Barry O’Farrell, the NSW premier, has previously said that he would prefer to have the issue decided on a national level.

However, he said he was prepared for NSW to introduce its own bill if the committee found that it was possible to do so. He has promised his ministers a conscience vote.

If NSW legalises equal marriage it would be the first Australian state to do so.

Prime Minister Kevin Rudd announced after resuming office in June that he intends to hold a national referendum on same-sex marriage.

The parliamentary committee report, released on Friday, overrules arguments from marriage equality opponents and others that Australian states cannot individually legalise same-sex marriage.

Committee members warned, however, that state equal marriage laws could be challenged in the high court, putting the legality of same-sex marriage on a national stage.

A cross-party working group welcomed the decision as “a momentous step forward”. They also stated that the national interest in the committee’s findings demonstrated widespread support for equal marriage.

Mehreen Faruqi, a Green MP and member of the cross-party group, called on Mr O’Farrell to whip his MPs on the issue.

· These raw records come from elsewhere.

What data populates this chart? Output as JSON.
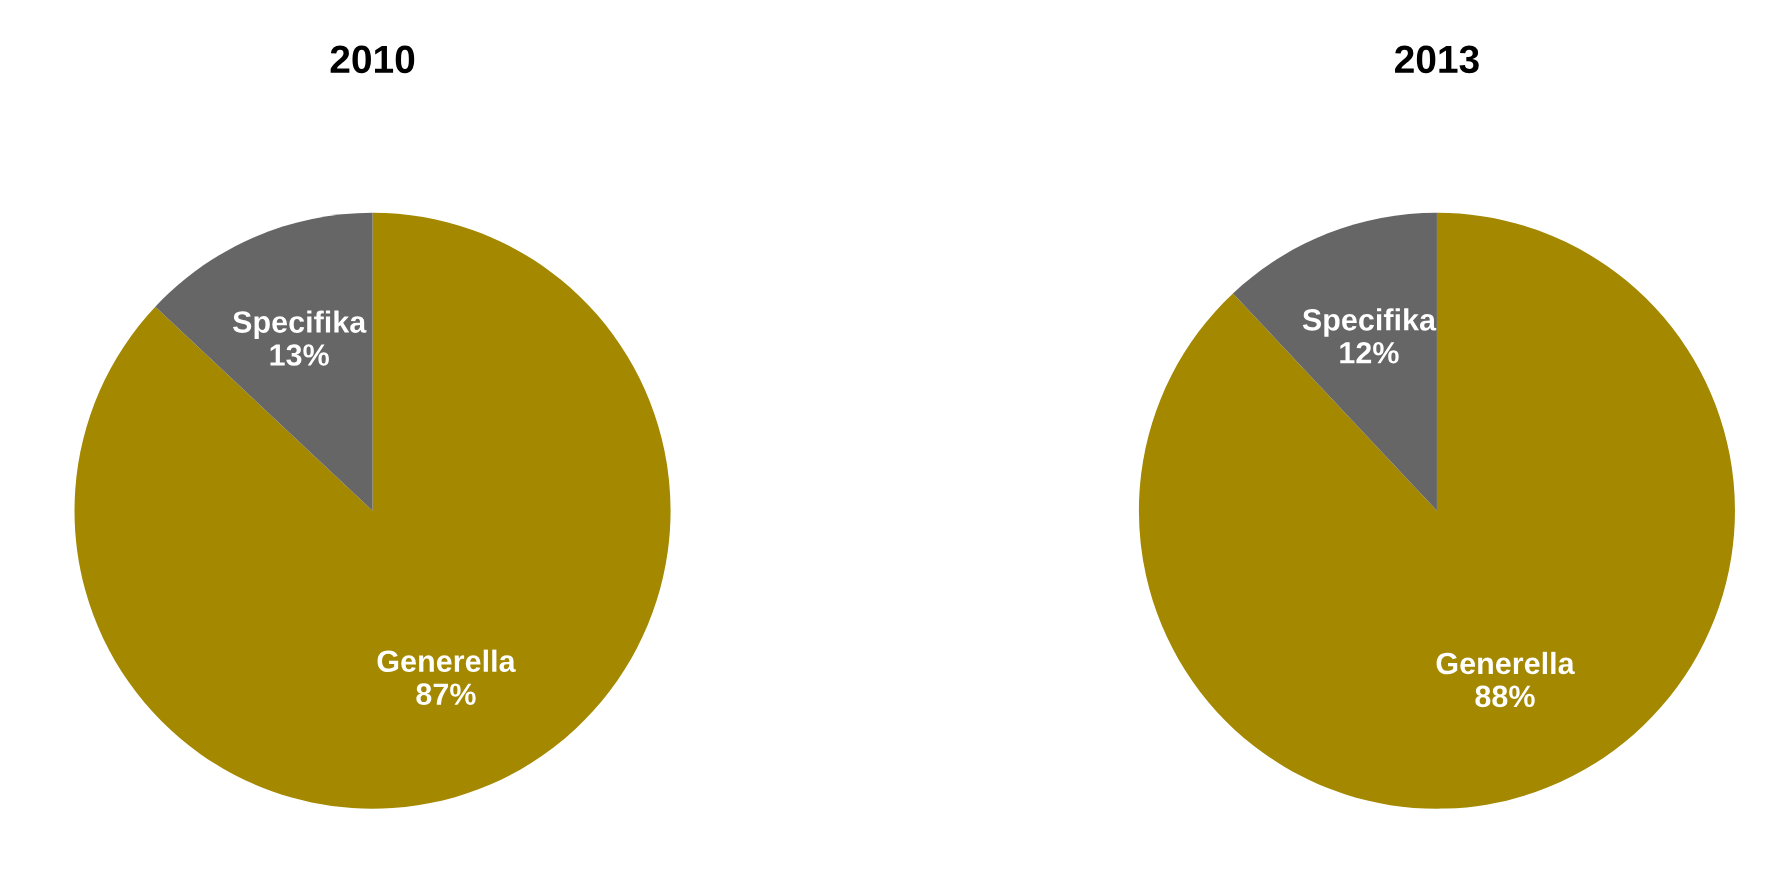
{
  "chart_data": [
    {
      "type": "pie",
      "title": "2010",
      "categories": [
        "Generella",
        "Specifika"
      ],
      "values": [
        87,
        13
      ],
      "colors": [
        "#a38800",
        "#666666"
      ],
      "value_labels": [
        "87%",
        "13%"
      ]
    },
    {
      "type": "pie",
      "title": "2013",
      "categories": [
        "Generella",
        "Specifika"
      ],
      "values": [
        88,
        12
      ],
      "colors": [
        "#a38800",
        "#666666"
      ],
      "value_labels": [
        "88%",
        "12%"
      ]
    }
  ]
}
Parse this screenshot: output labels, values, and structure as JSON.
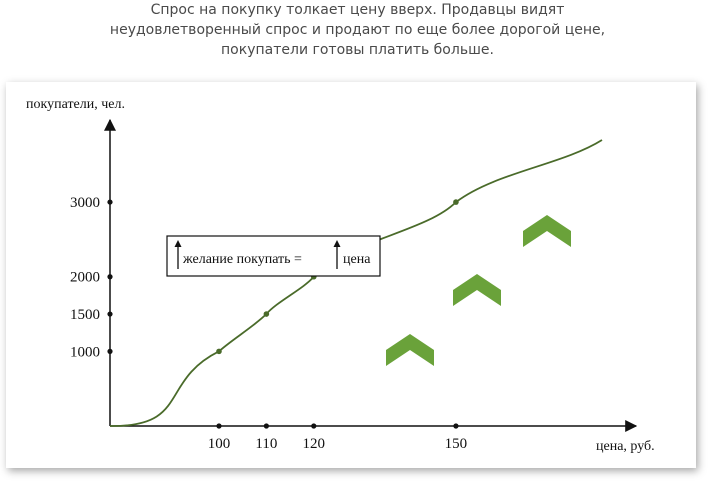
{
  "caption": {
    "line1": "Спрос на покупку толкает цену вверх. Продавцы видят",
    "line2": "неудовлетворенный спрос и продают по еще более дорогой цене,",
    "line3": "покупатели готовы платить больше."
  },
  "chart_data": {
    "type": "line",
    "ylabel": "покупатели, чел.",
    "xlabel": "цена, руб.",
    "x_ticks": [
      100,
      110,
      120,
      150
    ],
    "y_ticks": [
      1000,
      1500,
      2000,
      3000
    ],
    "xlim": [
      77,
      188
    ],
    "ylim": [
      0,
      4100
    ],
    "series": [
      {
        "marked_points": [
          {
            "x": 100,
            "y": 1000
          },
          {
            "x": 110,
            "y": 1500
          },
          {
            "x": 120,
            "y": 2000
          },
          {
            "x": 150,
            "y": 3000
          }
        ]
      }
    ],
    "legend": {
      "text_left": "желание покупать =",
      "text_right": "цена"
    },
    "line_color": "#4a6b2a",
    "arrow_color": "#6aa23a",
    "grid": false
  }
}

“Both the premier and opposition leader have publicly backed marriage equality; it is time they called on their parties to do the same,” she said. “It’s about removing discrimination from law. It’s not good enough to allow a conscience vote on the rights of others.

“The report recognises marriage between two people who love each other is a human right.”

Australian Marriage Equality director Rodney Croome said: “I hope to see same-sex couples marrying in at least one state or territory by the end of the year.”

Last year the Upper House of the NSW Parliament called on the federal government to allow gay couples to marry and to allow religious bodies to perform ceremonies if they choose.

However, openly gay MP Helen Westwood said she was “not convinced” equal marriage actually stood a chance of being legalised in the state.